Nous bénissons Dieu pour nous avoir donné, dans la série de nos évêques, un qui soit d’extraction sapientiale africaine aussi typique que Mgr Christophe Adimou. Fils d’une sage intellectuelle communautaireVodunsi qui recevra le baptême sous le nom si bien choisi de Pascaline. C’est, dirions-nous, sur la souche-mère de la sagesse africaine traditionnelle héritée de ses parents qu’il fera la formation philosophique et théologique donnée au Grand Séminaire. Sa formation humaine lui vient quasi exclusivement de ses parents, qui représentaient la quintessence de l’humain traditionnel. De ce couple, un sédiment de sagesse s’est formé grâce à une rigoureuse et permanente lecture des signes des temps. 

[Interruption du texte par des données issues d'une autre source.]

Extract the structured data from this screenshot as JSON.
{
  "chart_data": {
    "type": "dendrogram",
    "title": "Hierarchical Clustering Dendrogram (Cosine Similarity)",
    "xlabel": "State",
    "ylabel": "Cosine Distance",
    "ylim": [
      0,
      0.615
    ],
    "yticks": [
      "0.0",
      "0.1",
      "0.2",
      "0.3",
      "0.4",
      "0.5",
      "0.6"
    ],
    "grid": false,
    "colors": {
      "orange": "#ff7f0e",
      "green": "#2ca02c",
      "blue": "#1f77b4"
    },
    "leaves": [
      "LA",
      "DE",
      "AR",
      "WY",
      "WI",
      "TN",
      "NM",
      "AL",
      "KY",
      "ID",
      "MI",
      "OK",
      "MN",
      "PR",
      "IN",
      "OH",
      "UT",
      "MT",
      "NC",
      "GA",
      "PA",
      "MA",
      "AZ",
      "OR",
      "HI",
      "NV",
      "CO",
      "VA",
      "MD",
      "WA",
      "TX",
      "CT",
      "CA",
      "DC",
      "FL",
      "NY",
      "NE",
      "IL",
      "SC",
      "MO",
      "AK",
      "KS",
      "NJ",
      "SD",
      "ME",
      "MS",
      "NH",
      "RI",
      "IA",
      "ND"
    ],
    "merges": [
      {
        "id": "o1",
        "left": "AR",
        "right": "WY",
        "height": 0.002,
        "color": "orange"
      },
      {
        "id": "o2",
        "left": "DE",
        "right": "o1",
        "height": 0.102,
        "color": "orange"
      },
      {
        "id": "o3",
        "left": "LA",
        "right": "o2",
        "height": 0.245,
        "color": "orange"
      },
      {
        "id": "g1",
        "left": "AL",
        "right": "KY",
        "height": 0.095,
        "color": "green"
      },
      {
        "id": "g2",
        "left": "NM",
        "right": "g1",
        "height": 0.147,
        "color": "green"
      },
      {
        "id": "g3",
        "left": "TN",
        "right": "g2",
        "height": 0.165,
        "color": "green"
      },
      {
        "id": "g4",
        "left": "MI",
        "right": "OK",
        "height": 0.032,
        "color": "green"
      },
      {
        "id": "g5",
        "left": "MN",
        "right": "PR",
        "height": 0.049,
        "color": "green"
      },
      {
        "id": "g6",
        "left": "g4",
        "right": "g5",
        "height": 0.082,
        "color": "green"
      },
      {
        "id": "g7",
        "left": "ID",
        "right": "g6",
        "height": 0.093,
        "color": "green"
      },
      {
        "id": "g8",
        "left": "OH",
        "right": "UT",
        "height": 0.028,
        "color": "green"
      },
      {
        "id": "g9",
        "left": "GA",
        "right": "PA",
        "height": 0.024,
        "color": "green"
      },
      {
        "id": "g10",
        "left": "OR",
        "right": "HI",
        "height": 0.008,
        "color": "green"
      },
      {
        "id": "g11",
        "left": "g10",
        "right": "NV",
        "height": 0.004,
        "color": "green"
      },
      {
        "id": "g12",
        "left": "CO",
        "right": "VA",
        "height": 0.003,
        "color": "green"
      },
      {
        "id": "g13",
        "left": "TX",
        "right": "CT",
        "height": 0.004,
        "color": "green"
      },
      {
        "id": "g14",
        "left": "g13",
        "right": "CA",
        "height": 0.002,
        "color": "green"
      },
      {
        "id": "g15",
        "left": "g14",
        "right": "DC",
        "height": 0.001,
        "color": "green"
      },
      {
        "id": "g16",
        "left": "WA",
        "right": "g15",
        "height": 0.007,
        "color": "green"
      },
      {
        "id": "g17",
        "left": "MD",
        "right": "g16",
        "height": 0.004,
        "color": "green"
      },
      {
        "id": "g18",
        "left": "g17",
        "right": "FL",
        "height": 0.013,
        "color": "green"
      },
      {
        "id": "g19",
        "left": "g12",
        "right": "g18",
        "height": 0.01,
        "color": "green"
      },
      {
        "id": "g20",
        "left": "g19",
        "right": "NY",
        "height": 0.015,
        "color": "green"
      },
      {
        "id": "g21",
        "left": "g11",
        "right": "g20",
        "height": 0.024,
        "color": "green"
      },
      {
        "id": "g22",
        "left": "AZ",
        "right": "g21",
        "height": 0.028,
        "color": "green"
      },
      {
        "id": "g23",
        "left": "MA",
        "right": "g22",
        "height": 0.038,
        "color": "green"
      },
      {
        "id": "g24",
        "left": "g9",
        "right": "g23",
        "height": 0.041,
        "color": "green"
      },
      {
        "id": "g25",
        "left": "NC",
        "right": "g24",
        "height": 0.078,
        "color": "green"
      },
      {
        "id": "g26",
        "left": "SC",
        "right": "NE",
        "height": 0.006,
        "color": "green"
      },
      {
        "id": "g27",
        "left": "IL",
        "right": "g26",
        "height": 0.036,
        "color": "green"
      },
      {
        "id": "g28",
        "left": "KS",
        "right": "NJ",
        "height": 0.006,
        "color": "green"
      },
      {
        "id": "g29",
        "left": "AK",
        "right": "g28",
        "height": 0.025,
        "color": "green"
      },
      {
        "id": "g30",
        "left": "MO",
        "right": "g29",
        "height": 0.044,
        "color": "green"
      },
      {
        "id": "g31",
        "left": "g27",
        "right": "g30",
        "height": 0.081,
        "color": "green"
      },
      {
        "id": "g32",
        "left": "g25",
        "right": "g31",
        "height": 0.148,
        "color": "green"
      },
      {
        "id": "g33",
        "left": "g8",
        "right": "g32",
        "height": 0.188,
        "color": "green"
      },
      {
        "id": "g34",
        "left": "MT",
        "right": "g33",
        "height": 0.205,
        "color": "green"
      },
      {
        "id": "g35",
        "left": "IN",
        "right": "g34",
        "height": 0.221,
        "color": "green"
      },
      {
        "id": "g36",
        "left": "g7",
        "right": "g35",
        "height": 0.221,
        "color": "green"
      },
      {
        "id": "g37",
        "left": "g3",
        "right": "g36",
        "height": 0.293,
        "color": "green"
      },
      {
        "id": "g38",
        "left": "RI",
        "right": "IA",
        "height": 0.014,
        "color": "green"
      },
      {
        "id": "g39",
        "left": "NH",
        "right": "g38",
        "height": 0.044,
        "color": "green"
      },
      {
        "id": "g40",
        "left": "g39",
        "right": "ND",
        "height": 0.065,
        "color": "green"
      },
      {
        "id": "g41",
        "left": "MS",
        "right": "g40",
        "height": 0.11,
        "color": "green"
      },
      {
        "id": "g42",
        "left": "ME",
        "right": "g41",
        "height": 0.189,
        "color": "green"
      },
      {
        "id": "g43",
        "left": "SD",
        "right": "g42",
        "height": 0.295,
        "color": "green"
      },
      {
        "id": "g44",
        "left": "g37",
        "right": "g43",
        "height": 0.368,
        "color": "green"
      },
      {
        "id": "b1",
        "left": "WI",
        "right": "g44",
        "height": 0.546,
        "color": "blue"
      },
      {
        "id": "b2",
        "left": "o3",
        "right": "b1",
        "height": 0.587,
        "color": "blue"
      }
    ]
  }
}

Sa formation spirituelle a consisté essentiellement à apprendre à prier. Les Pères Sma, ne s’embarrassent pas de concepts spirituels raffinés que souvent beaucoup de séminaristes et même de formateurs se contentent d’apprendre pour en parler, alors qu’il s’agit d’efforts à consentir pour, peu à peu, donner des plis à l’âme et les entretenir comme de secondes natures, ce qu’on appelle vertus.

Voilà, frères et soeurs, notre Père-évêque Christophe Adimou dont nous sommes en train de faire mémoire dans la simplicité et la vérité de son « exister en état d’éducation». Grâce à cette éducation qu’il recevait de Dieu, il a pu nous éduquer à son tour selon le coeur de Dieu, ce Dieu qui est vraiment le Dieu de nos pères Vodunnɔn et Vodunsi et le Dieu de Jésus-Christ. Voilà l’atelier où il est resté permanemment en façonnement, pour pouvoir pastoralement conduire et guider la nation béninoise aux heures les plus sombres de son histoire. Sa sagesse, devenue légendaire, a fait éviter à l’Église du Bénin – tous l’ont reconnu et loué ! – les nombreux pièges que lui a tendus l’une des idéologies qui ont conduit l’Occident dans l’impasse humaine totale et s’était emparée de notre pays pour dix-sept ans d’errance et de misère, bien qu’elle se soit prétendue « théorie scientifique» : le marxisme-léninisme. Mais comme St Jean-Paul II, le sage pasteur Adimou, en voit une autre à l’horizon et nous en avertit par Mgr Isidore de Souza.